PRAXISWISSEN FÜR DEN BETRIEBSRAT

Was unter die Meinungsfreiheit fällt und wo Ihr Arbeitgeber eingreifen muss

Beleidigungen gegenüber Arbeitgeberinnen und Arbeitgebern und auch gegenüber Kolleginnen und Kollegen haben in den vergangenen Jahren stark zugenommen. Das liegt sicherlich u. a. daran, dass es relativ einfach ist, sich in einem sozialen Netzwerk negativ über andere Personen auszulassen. Das rechtfertigt ein solches Verhalten allerdings nicht. Denn die Meinungsfreiheit hat Grenzen. Hetze, Beleidigung und Diffamierung deckt sie nicht.

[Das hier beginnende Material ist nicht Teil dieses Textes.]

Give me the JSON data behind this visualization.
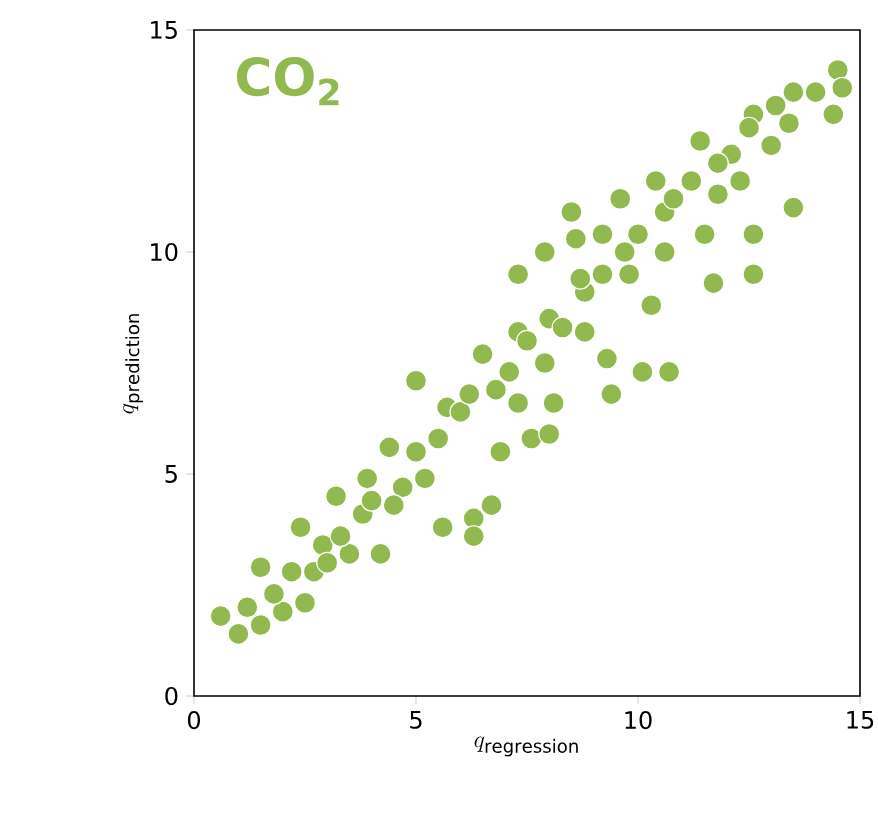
{
  "chart_data": {
    "type": "scatter",
    "xlabel": "q_{\\mathrm{regression}}",
    "ylabel": "q_{\\mathrm{prediction}}",
    "annotations": [
      "CO$_{2}$"
    ],
    "xlim": [
      0,
      15
    ],
    "ylim": [
      0,
      15
    ],
    "xticks": [
      0,
      5,
      10,
      15
    ],
    "yticks": [
      0,
      5,
      10,
      15
    ],
    "grid": false,
    "marker": "circle",
    "series": [
      {
        "color": "#92b94f",
        "x": [
          0.6,
          1.0,
          1.5,
          1.2,
          2.0,
          1.5,
          2.5,
          2.2,
          2.9,
          2.4,
          3.2,
          3.8,
          3.5,
          4.2,
          3.9,
          4.4,
          4.7,
          5.2,
          5.0,
          5.6,
          6.3,
          6.3,
          6.7,
          5.7,
          6.0,
          6.5,
          6.9,
          7.3,
          7.6,
          8.0,
          8.1,
          7.9,
          7.3,
          7.9,
          7.3,
          8.5,
          8.6,
          9.2,
          8.8,
          8.8,
          9.3,
          9.4,
          9.6,
          10.1,
          10.7,
          9.8,
          10.3,
          10.6,
          10.4,
          10.6,
          11.4,
          11.7,
          11.5,
          11.8,
          12.1,
          12.3,
          12.6,
          12.6,
          12.6,
          13.0,
          13.1,
          13.4,
          13.5,
          14.0,
          14.5,
          14.6,
          14.4,
          1.8,
          2.7,
          3.0,
          3.3,
          4.0,
          4.5,
          5.0,
          5.5,
          6.2,
          6.8,
          7.1,
          7.5,
          8.0,
          8.3,
          8.7,
          9.2,
          9.7,
          10.0,
          10.8,
          11.2,
          11.8,
          12.5,
          13.5
        ],
        "values": [
          1.8,
          1.4,
          1.6,
          2.0,
          1.9,
          2.9,
          2.1,
          2.8,
          3.4,
          3.8,
          4.5,
          4.1,
          3.2,
          3.2,
          4.9,
          5.6,
          4.7,
          4.9,
          7.1,
          3.8,
          4.0,
          3.6,
          4.3,
          6.5,
          6.4,
          7.7,
          5.5,
          6.6,
          5.8,
          5.9,
          6.6,
          7.5,
          9.5,
          10.0,
          8.2,
          10.9,
          10.3,
          10.4,
          9.1,
          8.2,
          7.6,
          6.8,
          11.2,
          7.3,
          7.3,
          9.5,
          8.8,
          10.0,
          11.6,
          10.9,
          12.5,
          9.3,
          10.4,
          11.3,
          12.2,
          11.6,
          10.4,
          9.5,
          13.1,
          12.4,
          13.3,
          12.9,
          11.0,
          13.6,
          14.1,
          13.7,
          13.1,
          2.3,
          2.8,
          3.0,
          3.6,
          4.4,
          4.3,
          5.5,
          5.8,
          6.8,
          6.9,
          7.3,
          8.0,
          8.5,
          8.3,
          9.4,
          9.5,
          10.0,
          10.4,
          11.2,
          11.6,
          12.0,
          12.8,
          13.6
        ]
      }
    ]
  }
}
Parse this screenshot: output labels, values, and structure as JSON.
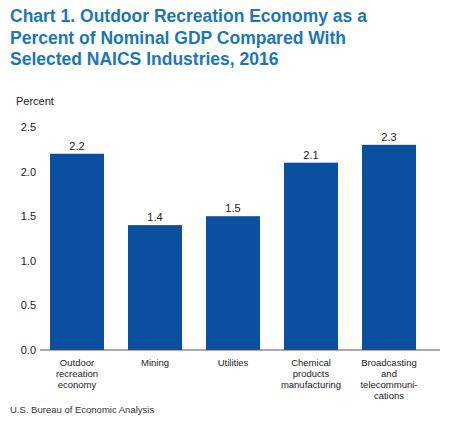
{
  "chart_data": {
    "type": "bar",
    "title": "Chart 1. Outdoor Recreation Economy as a\nPercent of Nominal GDP Compared With\nSelected NAICS Industries, 2016",
    "y_label": "Percent",
    "source": "U.S. Bureau of Economic Analysis",
    "categories": [
      "Outdoor\nrecreation\neconomy",
      "Mining",
      "Utilities",
      "Chemical\nproducts\nmanufacturing",
      "Broadcasting\nand\ntelecommuni-\ncations"
    ],
    "values": [
      2.2,
      1.4,
      1.5,
      2.1,
      2.3
    ],
    "color": "#0b4fa0",
    "ylim": [
      0,
      2.5
    ],
    "yticks": [
      {
        "value": 0,
        "label": "0.0"
      },
      0.5,
      {
        "value": 1,
        "label": "1.0"
      },
      1.5,
      {
        "value": 2,
        "label": "2.0"
      },
      2.5
    ],
    "grid": false,
    "data_labels": true
  }
}
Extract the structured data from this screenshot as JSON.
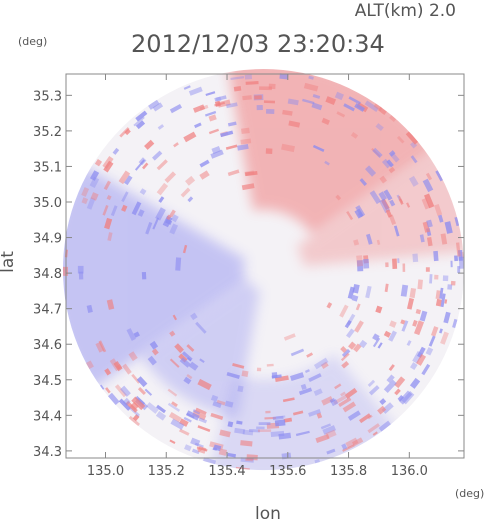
{
  "chart_data": {
    "type": "heatmap",
    "title": "2012/12/03 23:20:34",
    "altitude_label": "ALT(km) 2.0",
    "xlabel": "lon",
    "ylabel": "lat",
    "x_unit": "(deg)",
    "y_unit": "(deg)",
    "xlim": [
      134.87,
      136.18
    ],
    "ylim": [
      34.28,
      35.36
    ],
    "x_ticks": [
      135.0,
      135.2,
      135.4,
      135.6,
      135.8,
      136.0
    ],
    "x_tick_labels": [
      "135.0",
      "135.2",
      "135.4",
      "135.6",
      "135.8",
      "136.0"
    ],
    "y_ticks": [
      34.3,
      34.4,
      34.5,
      34.6,
      34.7,
      34.8,
      34.9,
      35.0,
      35.1,
      35.2,
      35.3
    ],
    "y_tick_labels": [
      "34.3",
      "34.4",
      "34.5",
      "34.6",
      "34.7",
      "34.8",
      "34.9",
      "35.0",
      "35.1",
      "35.2",
      "35.3"
    ],
    "radar_center": {
      "lon": 135.52,
      "lat": 34.81
    },
    "radar_range_deg_lon": 0.66,
    "colors": {
      "positive": "#f08080",
      "negative": "#8c8cf0",
      "neutral": "#f4f2f6",
      "axis": "#888888",
      "text": "#555555"
    },
    "grid": false
  }
}
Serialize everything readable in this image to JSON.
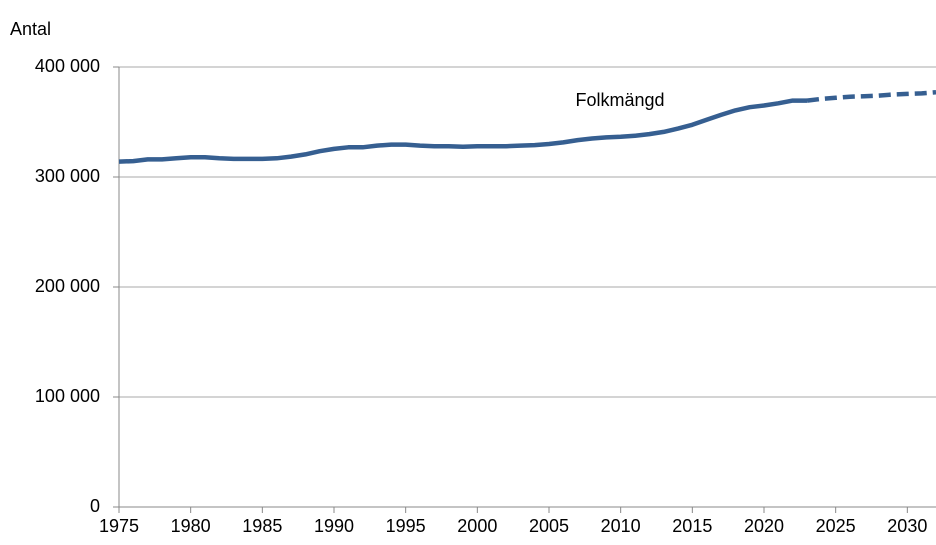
{
  "chart_data": {
    "type": "line",
    "y_label": "Antal",
    "annotation": "Folkmängd",
    "x": [
      1975,
      1976,
      1977,
      1978,
      1979,
      1980,
      1981,
      1982,
      1983,
      1984,
      1985,
      1986,
      1987,
      1988,
      1989,
      1990,
      1991,
      1992,
      1993,
      1994,
      1995,
      1996,
      1997,
      1998,
      1999,
      2000,
      2001,
      2002,
      2003,
      2004,
      2005,
      2006,
      2007,
      2008,
      2009,
      2010,
      2011,
      2012,
      2013,
      2014,
      2015,
      2016,
      2017,
      2018,
      2019,
      2020,
      2021,
      2022,
      2023,
      2024,
      2025,
      2026,
      2027,
      2028,
      2029,
      2030,
      2031,
      2032
    ],
    "series": [
      {
        "name": "Folkmängd",
        "color": "#365f91",
        "style": "solid",
        "values": [
          314000,
          314500,
          316000,
          316000,
          317000,
          318000,
          318000,
          317000,
          316500,
          316500,
          316500,
          317000,
          318500,
          320500,
          323500,
          325500,
          327000,
          327000,
          328500,
          329500,
          329500,
          328500,
          328000,
          328000,
          327500,
          328000,
          328000,
          328000,
          328500,
          329000,
          330000,
          331500,
          333500,
          335000,
          336000,
          336500,
          337500,
          339000,
          341000,
          344000,
          347500,
          352000,
          356500,
          360500,
          363500,
          365000,
          367000,
          369500,
          369500,
          null,
          null,
          null,
          null,
          null,
          null,
          null,
          null,
          null
        ]
      },
      {
        "color": "#365f91",
        "style": "dashed",
        "values": [
          null,
          null,
          null,
          null,
          null,
          null,
          null,
          null,
          null,
          null,
          null,
          null,
          null,
          null,
          null,
          null,
          null,
          null,
          null,
          null,
          null,
          null,
          null,
          null,
          null,
          null,
          null,
          null,
          null,
          null,
          null,
          null,
          null,
          null,
          null,
          null,
          null,
          null,
          null,
          null,
          null,
          null,
          null,
          null,
          null,
          null,
          null,
          null,
          369500,
          371000,
          372000,
          373000,
          373500,
          374000,
          375000,
          375500,
          376000,
          377000
        ]
      }
    ],
    "xlim": [
      1975,
      2032
    ],
    "xticks": [
      1975,
      1980,
      1985,
      1990,
      1995,
      2000,
      2005,
      2010,
      2015,
      2020,
      2025,
      2030
    ],
    "ylim": [
      0,
      400000
    ],
    "yticks": [
      0,
      {
        "value": 100000,
        "label": "100 000"
      },
      {
        "value": 200000,
        "label": "200 000"
      },
      {
        "value": 300000,
        "label": "300 000"
      },
      {
        "value": 400000,
        "label": "400 000"
      }
    ],
    "grid": true
  }
}
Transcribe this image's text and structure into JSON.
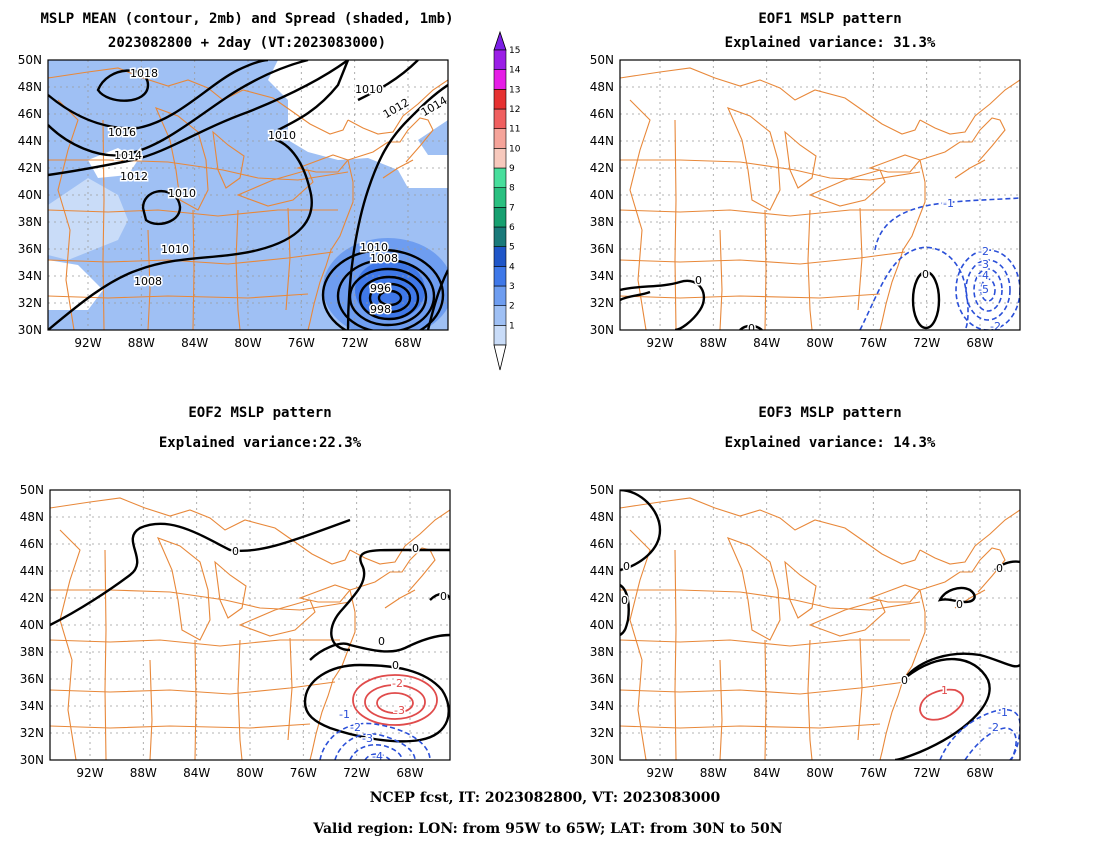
{
  "panels": {
    "mean": {
      "title": "MSLP MEAN (contour, 2mb) and Spread (shaded, 1mb)",
      "subtitle": "2023082800 + 2day (VT:2023083000)"
    },
    "eof1": {
      "title": "EOF1 MSLP pattern",
      "subtitle": "Explained variance: 31.3%"
    },
    "eof2": {
      "title": "EOF2 MSLP pattern",
      "subtitle": "Explained variance:22.3%"
    },
    "eof3": {
      "title": "EOF3 MSLP pattern",
      "subtitle": "Explained variance: 14.3%"
    }
  },
  "axes": {
    "lat_labels": [
      "30N",
      "32N",
      "34N",
      "36N",
      "38N",
      "40N",
      "42N",
      "44N",
      "46N",
      "48N",
      "50N"
    ],
    "lon_labels": [
      "92W",
      "88W",
      "84W",
      "80W",
      "76W",
      "72W",
      "68W"
    ]
  },
  "colorbar": {
    "labels": [
      "1",
      "2",
      "3",
      "4",
      "5",
      "6",
      "7",
      "8",
      "9",
      "10",
      "11",
      "12",
      "13",
      "14",
      "15"
    ],
    "colors": [
      "#c9dcf8",
      "#9fc0f4",
      "#6e9df0",
      "#3f78e8",
      "#1f56c8",
      "#1a7a7a",
      "#17a070",
      "#2ac080",
      "#48de9c",
      "#f7c9bd",
      "#f5a49a",
      "#f06060",
      "#e63232",
      "#e61ee6",
      "#9b1ee6"
    ]
  },
  "contour_labels": {
    "mean": [
      "1018",
      "1016",
      "1014",
      "1012",
      "1010",
      "1010",
      "1010",
      "1010",
      "1012",
      "1014",
      "1008",
      "1010",
      "1008",
      "996",
      "998"
    ],
    "eof1": [
      "-1",
      "0",
      "0",
      "0",
      "-2",
      "-3",
      "-4",
      "-5",
      "-2"
    ],
    "eof2": [
      "0",
      "0",
      "0",
      "0",
      "0",
      "-2",
      "-3",
      "-1",
      "-2",
      "-3",
      "-4"
    ],
    "eof3": [
      "0",
      "0",
      "0",
      "0",
      "0",
      "1",
      "-1",
      "-2"
    ]
  },
  "footer": {
    "line1": "NCEP fcst, IT: 2023082800, VT: 2023083000",
    "line2": "Valid region: LON: from 95W to 65W; LAT: from 30N to 50N"
  }
}
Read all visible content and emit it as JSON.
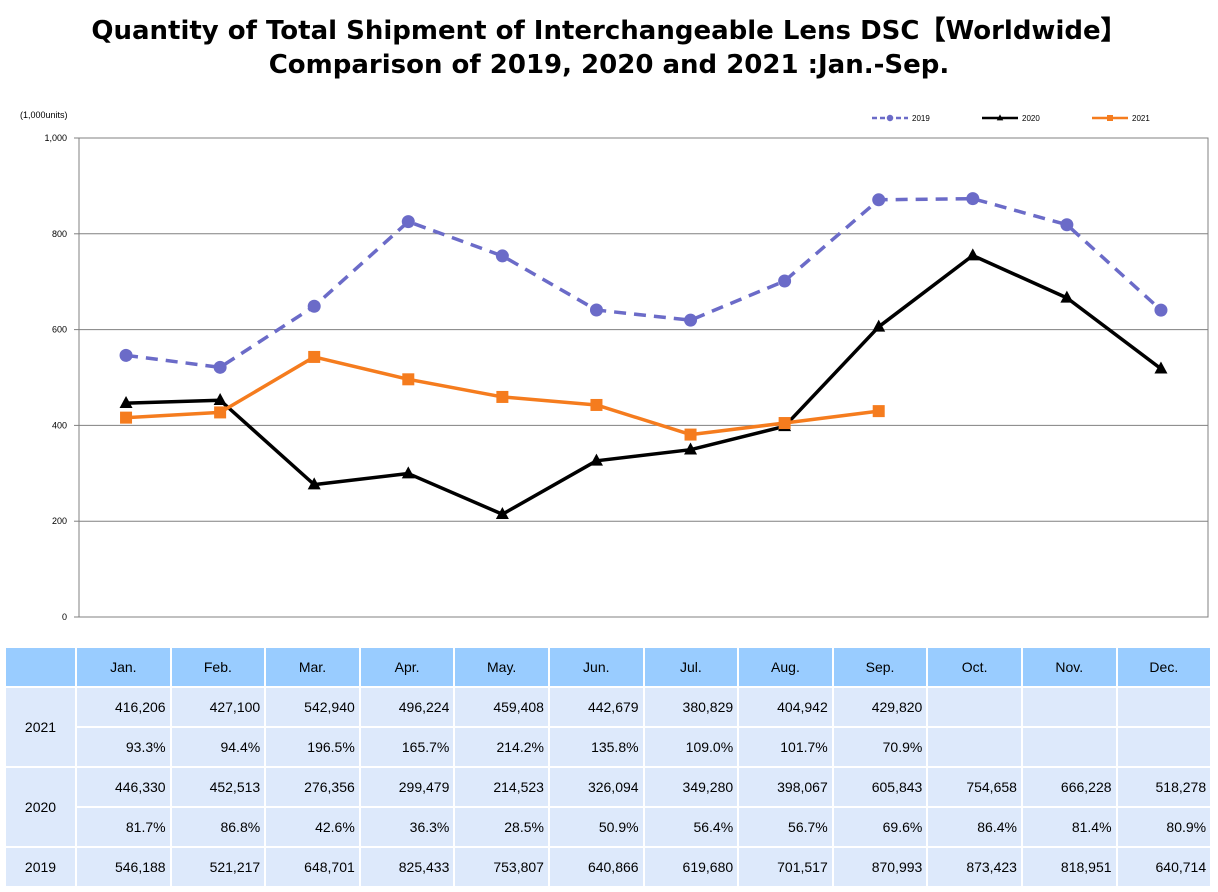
{
  "title_line1": "Quantity of Total Shipment of Interchangeable Lens DSC【Worldwide】",
  "title_line2": "Comparison of 2019, 2020 and 2021 :Jan.-Sep.",
  "chart_data": {
    "type": "line",
    "title": "Quantity of Total Shipment of Interchangeable Lens DSC【Worldwide】 Comparison of 2019, 2020 and 2021 :Jan.-Sep.",
    "ylabel": "(1,000units)",
    "xlabel": "",
    "ylim": [
      0,
      1000
    ],
    "yticks": [
      0,
      200,
      400,
      600,
      800,
      1000
    ],
    "ytick_labels": [
      "0",
      "200",
      "400",
      "600",
      "800",
      "1,000"
    ],
    "grid": true,
    "legend_position": "top-right",
    "categories": [
      "Jan.",
      "Feb.",
      "Mar.",
      "Apr.",
      "May.",
      "Jun.",
      "Jul.",
      "Aug.",
      "Sep.",
      "Oct.",
      "Nov.",
      "Dec."
    ],
    "series": [
      {
        "name": "2019",
        "color": "#6b6bc8",
        "style": "dashed",
        "marker": "circle",
        "values": [
          546.188,
          521.217,
          648.701,
          825.433,
          753.807,
          640.866,
          619.68,
          701.517,
          870.993,
          873.423,
          818.951,
          640.714
        ]
      },
      {
        "name": "2020",
        "color": "#000000",
        "style": "solid",
        "marker": "triangle",
        "values": [
          446.33,
          452.513,
          276.356,
          299.479,
          214.523,
          326.094,
          349.28,
          398.067,
          605.843,
          754.658,
          666.228,
          518.278
        ]
      },
      {
        "name": "2021",
        "color": "#f57c1e",
        "style": "solid",
        "marker": "square",
        "values": [
          416.206,
          427.1,
          542.94,
          496.224,
          459.408,
          442.679,
          380.829,
          404.942,
          429.82,
          null,
          null,
          null
        ]
      }
    ]
  },
  "table": {
    "months": [
      "Jan.",
      "Feb.",
      "Mar.",
      "Apr.",
      "May.",
      "Jun.",
      "Jul.",
      "Aug.",
      "Sep.",
      "Oct.",
      "Nov.",
      "Dec."
    ],
    "rows": [
      {
        "year": "2021",
        "units": [
          "416,206",
          "427,100",
          "542,940",
          "496,224",
          "459,408",
          "442,679",
          "380,829",
          "404,942",
          "429,820",
          "",
          "",
          ""
        ],
        "ratio": [
          "93.3%",
          "94.4%",
          "196.5%",
          "165.7%",
          "214.2%",
          "135.8%",
          "109.0%",
          "101.7%",
          "70.9%",
          "",
          "",
          ""
        ]
      },
      {
        "year": "2020",
        "units": [
          "446,330",
          "452,513",
          "276,356",
          "299,479",
          "214,523",
          "326,094",
          "349,280",
          "398,067",
          "605,843",
          "754,658",
          "666,228",
          "518,278"
        ],
        "ratio": [
          "81.7%",
          "86.8%",
          "42.6%",
          "36.3%",
          "28.5%",
          "50.9%",
          "56.4%",
          "56.7%",
          "69.6%",
          "86.4%",
          "81.4%",
          "80.9%"
        ]
      },
      {
        "year": "2019",
        "units": [
          "546,188",
          "521,217",
          "648,701",
          "825,433",
          "753,807",
          "640,866",
          "619,680",
          "701,517",
          "870,993",
          "873,423",
          "818,951",
          "640,714"
        ]
      }
    ]
  }
}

Friederike Becker-Lerchner

01.04.2025 · 1 Min Lesezeit

Was man unter einer Beleidigung versteht

Als Beleidigung ist jede Äußerung und jedes Verhalten zu bewerten, das die Ehre eines anderen angreifen oder verletzen kann. So wird es von den Arbeitsgerichten gesehen. Entscheidend ist dabei die Sicht eines objektiven Dritten. Es kommt darauf an, wie er die jeweilige Äußerung oder das Verhalten bewertet hätte. Beleidigungen sind dabei nicht nur nach § 185 Strafgesetzbuch strafbar. Ihr Arbeitgeber kann Kolleginnen und Kollegen, die andere im Arbeitsverhältnis beleidigen, abhängig von der Schwere des Falles vielmehr abmahnen sowie eine verhaltensbedingte ordentliche oder außerordentliche fristlose Kündigung aussprechen.